The status register contains the status bits. These bits are the same as in the original 6502, but add the u and x flags. The "u" flag is set in user mode and clear in hypervisor more. The "x" flag is used as part of the stack frame to signal an extended stack frame. Apart from the "usual" inputs to the status register e.g. from the ALU to set the flags, the status register has connections to the outbus and regbus to handle stack pulls and pushes of the status register. Similar to USP and SSP the status register flags are implemented as original and fallback to be able to correctly handle ABORT situations.

Note that only status, USP and SSP require ABORT handling.

Extenders

The bus extenders for the inbus and outbus allow extending values to the full bus width using zero-, one-, or sign-extension (or pass through the value). This is not only used according to the prefix bits, but also to extend the offset parameters for example.

ALU

The ALU provides the aritmethical and logical operations. Note that besides the ADC and SBC operations it also supports ADD and SUB that do not use the carry flag. Those are used for example in address computations. The ALU is asynchronous.

Fetch

The opcode fetch requests data from the read/write sequencer and stores it into the input buffer. Once it has determined that the input buffer contains the full opcode, this opcode is presented to the control sequencer until it is taken.

Meanwhile the fetch logic fills up the input buffer, so that subsequent opcodes can be fed directly from the fetch logic to the sequencer even without memory access.

In case of an interrupt the fetch logic injects an IRQ handling opcode into the opcode sequence. The same basically happens on ABORT, only that an ABORT is signalled by the control sequencer when a memory access problem ("seg fault") has been detected.

Control (sequencer)

The control sequencer takes the opcode from the fetch logic, and sequences it into control signals for all the other components. It stops counting when a memory access takes more than one cycle, so it handles the RDY stuff.

Discussion

Now that the first revision has been made, there is need of some discussion.

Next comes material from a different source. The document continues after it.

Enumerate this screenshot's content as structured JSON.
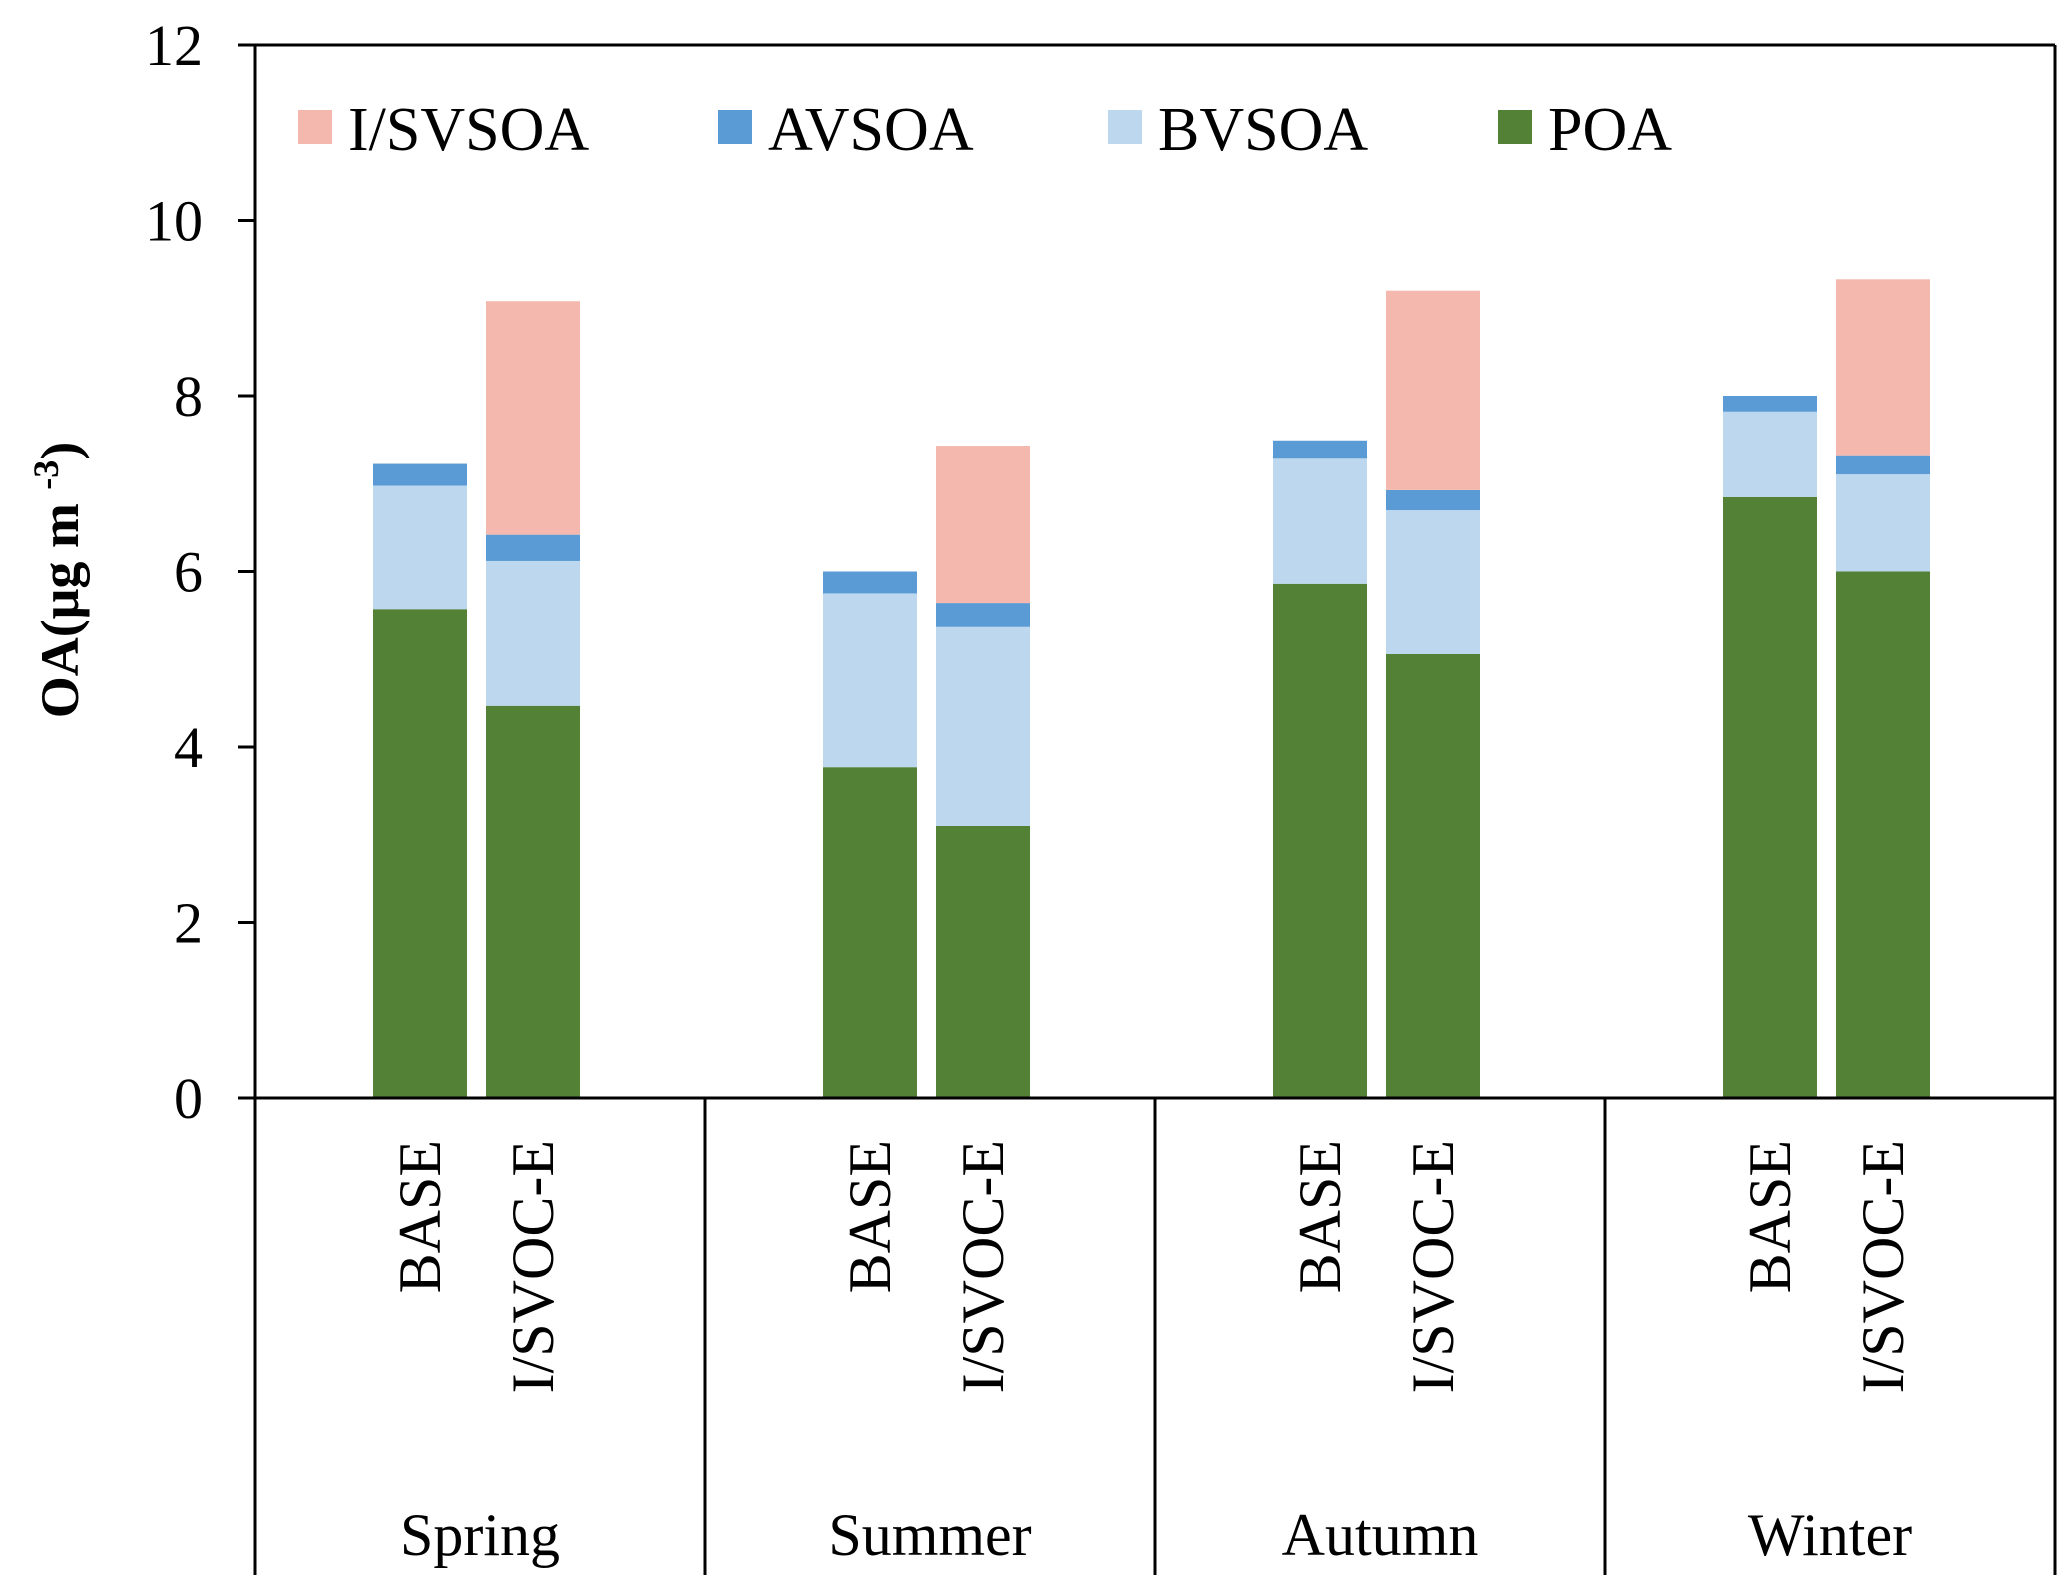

Predecoding and register RAM

The control sequencer is implementing some prefetch logic for when the opcode is being taken from the fetch logic. Before the opcode is actually stored, it is used to compute a read register number to send to the register file, so that the register value can be used in the next cycle. This is done to allow the use of block RAM in the register file.

Although this predecode is already interleaved with the last cycle of the previous opcode, it introduces complexity and path length which reduces the overall clock frequency. It is not clear to me if it actually helps that much with the block RAM to justify this effort.

At one time this path was the critical path for the timing calculations.

Path length

The current version (as of april 11, 2012) has a maximum of 32 levels of logic and a clock limit of about 12 MHz when implemented in a 4ns Spartan 3. This is the result of a long path length, that also seems to be routed all across the CPU. I don't really understand those paths yet though. The paths that are shown in the tool's analysis should not exist...

Last modified: 2012-04-29